On 1 April 2012, under the Localism Act 2011, the Planning Inspectorate became the government agency responsible for operating the planning process for Nationally Significant Infrastructure Projects (NSIPs).
NSIPs are major infrastructure projects such as new harbours, roads, power generating stations (including offshore wind farms) and electricity transmission lines, which require a type of consent known as ‘development consent’ under procedures governed by the Planning Act 2008 (PA2008). Development consent, where granted, is made in the form of a Development Consent Order (DCO).
The PA2008 sets out thresholds above which certain types of major infrastructure projects are considered to be nationally significant and require development consent.
In England, the Planning Inspectorate examines applications for development consent from the energy; transport; waste; waste water; water; and business and commercial sectors. In Wales, it examines applications for energy and harbour development, subject to detailed provisions in the PA2008. Other matters are for Welsh Ministers.
Anybody wishing to construct an NSIP must first apply for consent to do so.
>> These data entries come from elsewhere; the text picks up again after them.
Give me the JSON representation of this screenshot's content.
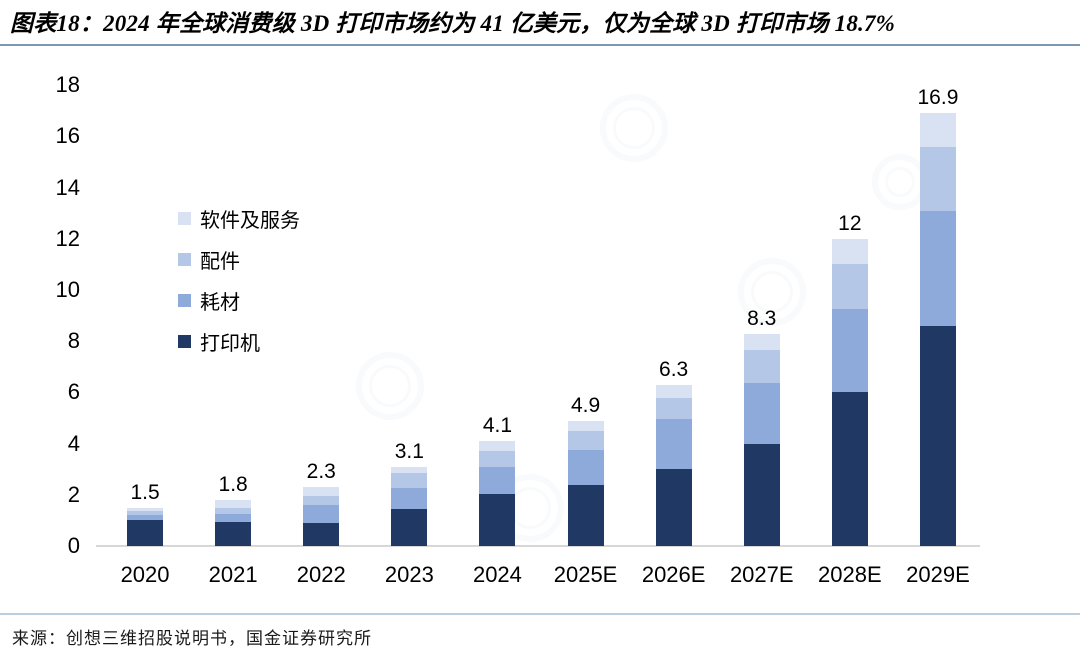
{
  "title": "图表18：2024 年全球消费级 3D 打印市场约为 41 亿美元，仅为全球 3D 打印市场 18.7%",
  "source": "来源：创想三维招股说明书，国金证券研究所",
  "colors": {
    "printer": "#1f3864",
    "consumables": "#8eaadb",
    "accessories": "#b4c7e7",
    "software": "#d9e2f3",
    "title_divider": "#7e97b5",
    "bottom_divider": "#bccfe0",
    "axis_line": "#d7d7d7"
  },
  "chart_data": {
    "type": "bar",
    "stacked": true,
    "title": "图表18：2024 年全球消费级 3D 打印市场约为 41 亿美元，仅为全球 3D 打印市场 18.7%",
    "xlabel": "",
    "ylabel": "",
    "categories": [
      "2020",
      "2021",
      "2022",
      "2023",
      "2024",
      "2025E",
      "2026E",
      "2027E",
      "2028E",
      "2029E"
    ],
    "series": [
      {
        "name": "打印机",
        "color": "#1f3864",
        "values": [
          1.0,
          0.95,
          0.9,
          1.45,
          2.05,
          2.4,
          3.0,
          4.0,
          6.0,
          8.6
        ]
      },
      {
        "name": "耗材",
        "color": "#8eaadb",
        "values": [
          0.2,
          0.3,
          0.7,
          0.8,
          1.05,
          1.35,
          1.95,
          2.35,
          3.25,
          4.5
        ]
      },
      {
        "name": "配件",
        "color": "#b4c7e7",
        "values": [
          0.15,
          0.25,
          0.35,
          0.6,
          0.6,
          0.75,
          0.85,
          1.3,
          1.75,
          2.5
        ]
      },
      {
        "name": "软件及服务",
        "color": "#d9e2f3",
        "values": [
          0.15,
          0.3,
          0.35,
          0.25,
          0.4,
          0.4,
          0.5,
          0.65,
          1.0,
          1.3
        ]
      }
    ],
    "totals": [
      1.5,
      1.8,
      2.3,
      3.1,
      4.1,
      4.9,
      6.3,
      8.3,
      12,
      16.9
    ],
    "total_labels": [
      "1.5",
      "1.8",
      "2.3",
      "3.1",
      "4.1",
      "4.9",
      "6.3",
      "8.3",
      "12",
      "16.9"
    ],
    "yticks": [
      0,
      2,
      4,
      6,
      8,
      10,
      12,
      14,
      16,
      18
    ],
    "ylim": [
      0,
      18
    ],
    "grid": false,
    "legend_order": [
      "软件及服务",
      "配件",
      "耗材",
      "打印机"
    ],
    "legend_position": "upper-left-inside"
  }
}
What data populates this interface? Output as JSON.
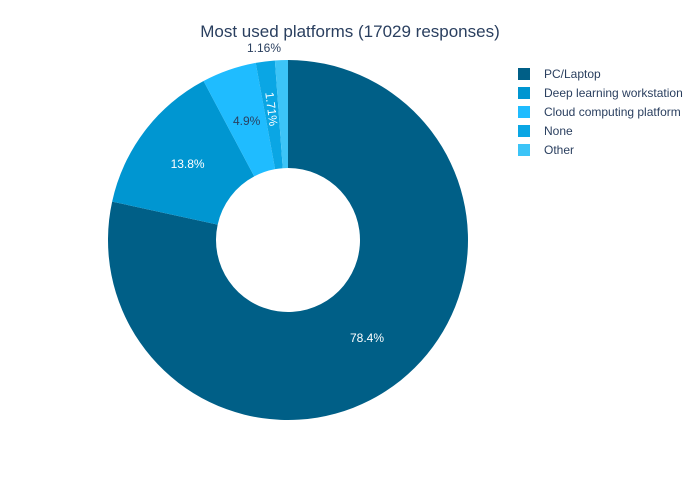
{
  "chart_data": {
    "type": "pie",
    "hole": true,
    "title": "Most used platforms (17029 responses)",
    "legend_position": "top-right",
    "slices": [
      {
        "label": "PC/Laptop",
        "value": 78.4,
        "display": "78.4%",
        "color": "#005f87",
        "label_color": "#ffffff",
        "label_placement": "inside"
      },
      {
        "label": "Deep learning workstation",
        "value": 13.8,
        "display": "13.8%",
        "color": "#0096d1",
        "label_color": "#ffffff",
        "label_placement": "inside"
      },
      {
        "label": "Cloud computing platform",
        "value": 4.9,
        "display": "4.9%",
        "color": "#1fbcff",
        "label_color": "#2a3f5f",
        "label_placement": "inside"
      },
      {
        "label": "None",
        "value": 1.71,
        "display": "1.71%",
        "color": "#0aa6e4",
        "label_color": "#ffffff",
        "label_placement": "inside"
      },
      {
        "label": "Other",
        "value": 1.16,
        "display": "1.16%",
        "color": "#3cc4f7",
        "label_color": "#2a3f5f",
        "label_placement": "outside"
      }
    ]
  }
}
For such a project, the Planning Inspectorate examines the application and will make a recommendation to the relevant Secretary of State, who will make the decision on whether to grant or to refuse development consent.
The relevant Secretary of State is the minister with responsibility for the area of government business that an application relates to. For example, the Secretary of State for Transport takes the decisions on applications for highway NSIPs.